例えば、遅刻を1回したら5分の遅刻でも5,000円引くといった定めをしている会社があります。この定めは懲戒処分のうち「減給」にあたりますが、懲戒処分として制裁をする場合には就業規則に記載しなければなりません。
経営者の気分や裁量で一方的に給与をカットすることはできず、減給する場合は、その事由(無断欠勤・遅刻など)を就業規則に明記する必要があります。

ただし、遅刻・無断欠勤した場合に、その時間に相当する賃金を支払わないことは91条に定める減給の制裁ではありません。

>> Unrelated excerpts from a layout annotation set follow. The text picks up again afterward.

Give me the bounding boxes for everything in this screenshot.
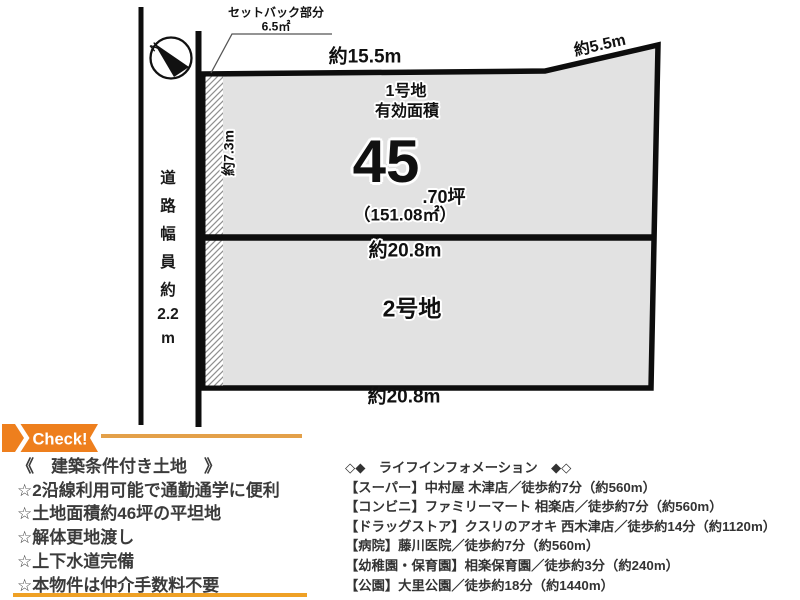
orange-rule-bottom	[13, 593, 307, 598]
setback-hatch-plot2	[206, 241, 224, 386]
dimension-left: 約7.3m	[221, 130, 236, 176]
plot1-tsubo-main: 45	[353, 129, 420, 195]
check-ribbon: Check!	[2, 424, 98, 452]
plot1-name: 1号地	[386, 83, 427, 101]
road-char: 道	[160, 166, 176, 188]
road-char: 約	[160, 278, 176, 300]
check-item: ☆上下水道完備	[17, 550, 280, 574]
dimension-top: 約15.5m	[329, 48, 402, 69]
land-plot-flyer: N セットバック部分 6.5㎡ 約15.5m 約5.5m 約7.3m 約20.8…	[0, 0, 800, 600]
road-char: 幅	[160, 222, 176, 244]
life-info-item: 【公園】大里公園／徒歩約18分（約1440m）	[345, 576, 776, 596]
check-list: 《 建築条件付き土地 》 ☆2沿線利用可能で通勤通学に便利 ☆土地面積約46坪の…	[17, 455, 280, 597]
road-char: 2.2	[157, 306, 179, 324]
plot1-area-label: 有効面積	[375, 103, 439, 121]
compass-icon: N	[148, 38, 192, 79]
life-info-item: 【幼稚園・保育園】相楽保育園／徒歩約3分（約240m）	[345, 556, 776, 576]
setback-area-value: 6.5㎡	[262, 20, 291, 33]
life-info-title: ◇◆ ライフインフォメーション ◆◇	[345, 458, 776, 478]
orange-rule-top	[101, 434, 302, 438]
setback-label: セットバック部分	[228, 6, 324, 19]
check-item: ☆解体更地渡し	[17, 526, 280, 550]
check-item: ☆土地面積約46坪の平坦地	[17, 502, 280, 526]
life-information: ◇◆ ライフインフォメーション ◆◇ 【スーパー】中村屋 木津店／徒歩約7分（約…	[345, 458, 776, 595]
road-char: 路	[160, 194, 176, 216]
plot1-sqm: （151.08㎡）	[354, 207, 457, 226]
life-info-item: 【スーパー】中村屋 木津店／徒歩約7分（約560m）	[345, 478, 776, 498]
life-info-item: 【ドラッグストア】クスリのアオキ 西木津店／徒歩約14分（約1120m）	[345, 517, 776, 537]
road-char: 員	[160, 250, 176, 272]
life-info-item: 【コンビニ】ファミリーマート 相楽店／徒歩約7分（約560m）	[345, 497, 776, 517]
road-char: m	[161, 330, 175, 348]
plot2-name: 2号地	[383, 296, 442, 321]
setback-leader-line	[211, 34, 332, 73]
check-ribbon-label: Check!	[32, 431, 87, 449]
check-ribbon-tail	[2, 424, 24, 452]
dimension-middle: 約20.8m	[369, 242, 442, 263]
check-item: 《 建築条件付き土地 》	[17, 455, 280, 479]
check-item: ☆2沿線利用可能で通勤通学に便利	[17, 479, 280, 503]
life-info-item: 【病院】藤川医院／徒歩約7分（約560m）	[345, 536, 776, 556]
dimension-bottom: 約20.8m	[368, 388, 441, 409]
road-width-label: 道 路 幅 員 約 2.2 m	[157, 166, 179, 348]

労働基準法は、基本的にノーワークノーペイの原則があります。労働者の労務提供がなければ会社は賃金を支払わなくてよいという原則で、有給休暇を除いて、働いていない時間の賃金を保証する義務はありません。
実際の欠勤時間分の給与を超える減額をした場合には、その超えた金額は91条に定める減給となり、月給30万円、平均賃金1万円の従業員の場合、1回の処分で5千円、1か月の合計で3万円を上限として減額が可能です。

とはいえ、労働者がトラック等を破損した場合、発生するのは、あくまでも労働者への損害賠償請求になるので、懲戒処分とは分けて考える必要があります。